Соть — страница 48 из 59

– С Сотью справимся! – махнул Увадьев.

– …справимся, а в газетах-то ругают!

– А ты что же, триумфального шествия хотел?

Больше они не говорили до самого аэродрома; да и там, подходя к самолету, они обменивались лишь самыми скудными и обычными в этих случаях словами. Крузин, спутник Потемкина, этакая белая булка с колбасой, хохотал, с оживлением щупал себе карманы и дважды пытался рассказать анекдот про человека, который ехал без билета; кажется, только природное добродушие заставляло его делиться с друзьями всем, даже услышанной пошлостью. Увадьев строго поглядел на него, и тот, покорно отойдя в сторонку, завозился над багажом.

– А смешно, наверное, там, наверху; видеть землю, понимать ее и не уметь прикоснуться к ней… – не утерпел Потемкин и в это малое вложить свой особый смысл; он сидел на чемодане, пока летчик с бортмехаником пробовали мотор. – Знаешь, никогда там не бывал, на Кавказе, а всю жизнь хотелось.

– Зачем ты не поехал по железной дороге, а полетел? Тебе, может, вредно!

– Не люблю это в дороге… умирать. Хлопотливо и как-то противно. А на полет меня еще хватит. Ты не пугайся, я давно это понял… я очень много, знаешь, примечать стал: все теперь вижу. Раз там, на Соти, шел, а на дороге лежит сапог вот с таким лицом… – Он показал, с каким лицом лежал сапог, а Увадьев смущенно отвернулся. – Я тогда и понял… здоровый человек этого не видит.

Увадьев нерешительно кашлянул.

– Эх, хоть бы снять тебя на память! – вырвалось у него невольно. – Все-таки потом, когда все построится, должен твой портрет там висеть.

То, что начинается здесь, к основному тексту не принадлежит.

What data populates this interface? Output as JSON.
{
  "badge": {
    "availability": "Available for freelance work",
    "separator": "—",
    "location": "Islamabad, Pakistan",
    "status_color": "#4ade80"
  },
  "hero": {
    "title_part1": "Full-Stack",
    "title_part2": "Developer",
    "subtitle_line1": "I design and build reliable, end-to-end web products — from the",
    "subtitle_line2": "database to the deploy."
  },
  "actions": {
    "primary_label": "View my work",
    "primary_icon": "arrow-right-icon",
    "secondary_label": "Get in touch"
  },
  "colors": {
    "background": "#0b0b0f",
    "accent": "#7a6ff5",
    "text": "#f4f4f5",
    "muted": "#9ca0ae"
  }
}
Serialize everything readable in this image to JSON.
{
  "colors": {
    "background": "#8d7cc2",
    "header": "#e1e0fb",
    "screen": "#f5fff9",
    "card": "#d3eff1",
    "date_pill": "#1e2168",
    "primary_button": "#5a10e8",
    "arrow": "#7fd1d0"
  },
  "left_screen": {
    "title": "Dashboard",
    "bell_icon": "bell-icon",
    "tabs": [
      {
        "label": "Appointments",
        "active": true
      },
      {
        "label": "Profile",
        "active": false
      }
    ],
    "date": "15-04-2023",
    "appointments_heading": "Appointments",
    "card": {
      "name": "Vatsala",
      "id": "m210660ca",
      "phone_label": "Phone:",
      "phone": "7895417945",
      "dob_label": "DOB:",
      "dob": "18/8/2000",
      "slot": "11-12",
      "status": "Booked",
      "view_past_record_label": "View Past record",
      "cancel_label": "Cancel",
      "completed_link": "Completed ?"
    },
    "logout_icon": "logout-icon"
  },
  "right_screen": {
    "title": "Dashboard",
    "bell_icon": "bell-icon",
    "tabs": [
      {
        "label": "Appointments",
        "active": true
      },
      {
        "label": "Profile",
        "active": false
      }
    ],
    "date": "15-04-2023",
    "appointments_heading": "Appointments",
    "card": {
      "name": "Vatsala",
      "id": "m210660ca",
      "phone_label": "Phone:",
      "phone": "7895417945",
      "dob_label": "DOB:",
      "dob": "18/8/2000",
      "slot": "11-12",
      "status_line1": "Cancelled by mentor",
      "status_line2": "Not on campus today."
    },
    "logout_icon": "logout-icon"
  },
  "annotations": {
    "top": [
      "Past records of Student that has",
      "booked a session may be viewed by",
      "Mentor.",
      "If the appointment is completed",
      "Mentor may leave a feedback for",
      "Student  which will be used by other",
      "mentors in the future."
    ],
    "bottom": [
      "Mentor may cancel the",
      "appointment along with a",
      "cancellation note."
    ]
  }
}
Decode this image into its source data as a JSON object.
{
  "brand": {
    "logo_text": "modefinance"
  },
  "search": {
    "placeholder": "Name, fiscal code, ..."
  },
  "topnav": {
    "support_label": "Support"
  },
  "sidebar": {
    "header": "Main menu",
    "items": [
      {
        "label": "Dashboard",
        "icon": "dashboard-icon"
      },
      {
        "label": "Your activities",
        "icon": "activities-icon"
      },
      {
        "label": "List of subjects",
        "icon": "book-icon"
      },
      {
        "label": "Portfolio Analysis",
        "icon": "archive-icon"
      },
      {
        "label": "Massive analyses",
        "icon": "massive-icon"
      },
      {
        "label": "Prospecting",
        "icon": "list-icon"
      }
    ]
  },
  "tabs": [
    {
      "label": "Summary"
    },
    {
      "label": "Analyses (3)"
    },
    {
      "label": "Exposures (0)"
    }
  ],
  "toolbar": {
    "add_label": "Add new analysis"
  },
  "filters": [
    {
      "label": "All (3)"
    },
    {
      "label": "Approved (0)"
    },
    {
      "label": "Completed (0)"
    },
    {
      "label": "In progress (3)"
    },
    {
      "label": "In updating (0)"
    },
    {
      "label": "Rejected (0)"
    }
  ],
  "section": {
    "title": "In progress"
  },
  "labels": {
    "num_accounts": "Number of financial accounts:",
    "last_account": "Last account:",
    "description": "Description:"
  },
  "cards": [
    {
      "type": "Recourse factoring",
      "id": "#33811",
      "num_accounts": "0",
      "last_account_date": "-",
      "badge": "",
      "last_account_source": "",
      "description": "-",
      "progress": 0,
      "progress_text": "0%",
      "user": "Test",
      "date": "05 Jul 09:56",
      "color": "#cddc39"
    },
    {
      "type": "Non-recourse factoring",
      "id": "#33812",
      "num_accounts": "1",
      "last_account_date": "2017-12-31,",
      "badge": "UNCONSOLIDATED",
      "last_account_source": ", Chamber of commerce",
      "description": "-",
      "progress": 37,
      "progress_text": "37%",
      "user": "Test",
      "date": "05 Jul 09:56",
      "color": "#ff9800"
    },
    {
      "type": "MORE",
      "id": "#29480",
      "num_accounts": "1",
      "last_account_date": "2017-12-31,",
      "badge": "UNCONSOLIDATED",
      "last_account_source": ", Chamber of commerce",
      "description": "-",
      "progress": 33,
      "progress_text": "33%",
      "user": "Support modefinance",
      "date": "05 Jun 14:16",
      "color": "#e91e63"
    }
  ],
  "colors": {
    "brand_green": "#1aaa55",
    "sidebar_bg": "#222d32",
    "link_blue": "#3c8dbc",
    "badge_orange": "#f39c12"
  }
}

Ты начинал…

Того как-то сконфузила неуклюжая откровенность друга:

– Да-да, надо построить. Я скажу тебе секрет: свяжи свою судьбу с удачей предприятия, и если гибель – то и тебя нет. Тогда победа. Ты еще любишь вверх глядеть… понятно? а ты вниз гляди, вниз, откуда миллионы глаз на тебя смотрят. Ты внизу справляйся, ладно ли идет. Еще несколько таких промашек, и у них поколеблется доверие! – Увадьев покорно слушал его поученье, потому что оно было последнее; и вдруг, заметив гримасу Увадьева, Потемкин принялся совать ему свою холодную, сыроватую руку: – Ну, вали, действуй. Кабы люди каучуковые были, а? Сломался – моментально его в машину, и все к манометрам… и вдруг выбегает через полчасика свежий человек в трусиках, а? Ты как думаешь, будет так, а?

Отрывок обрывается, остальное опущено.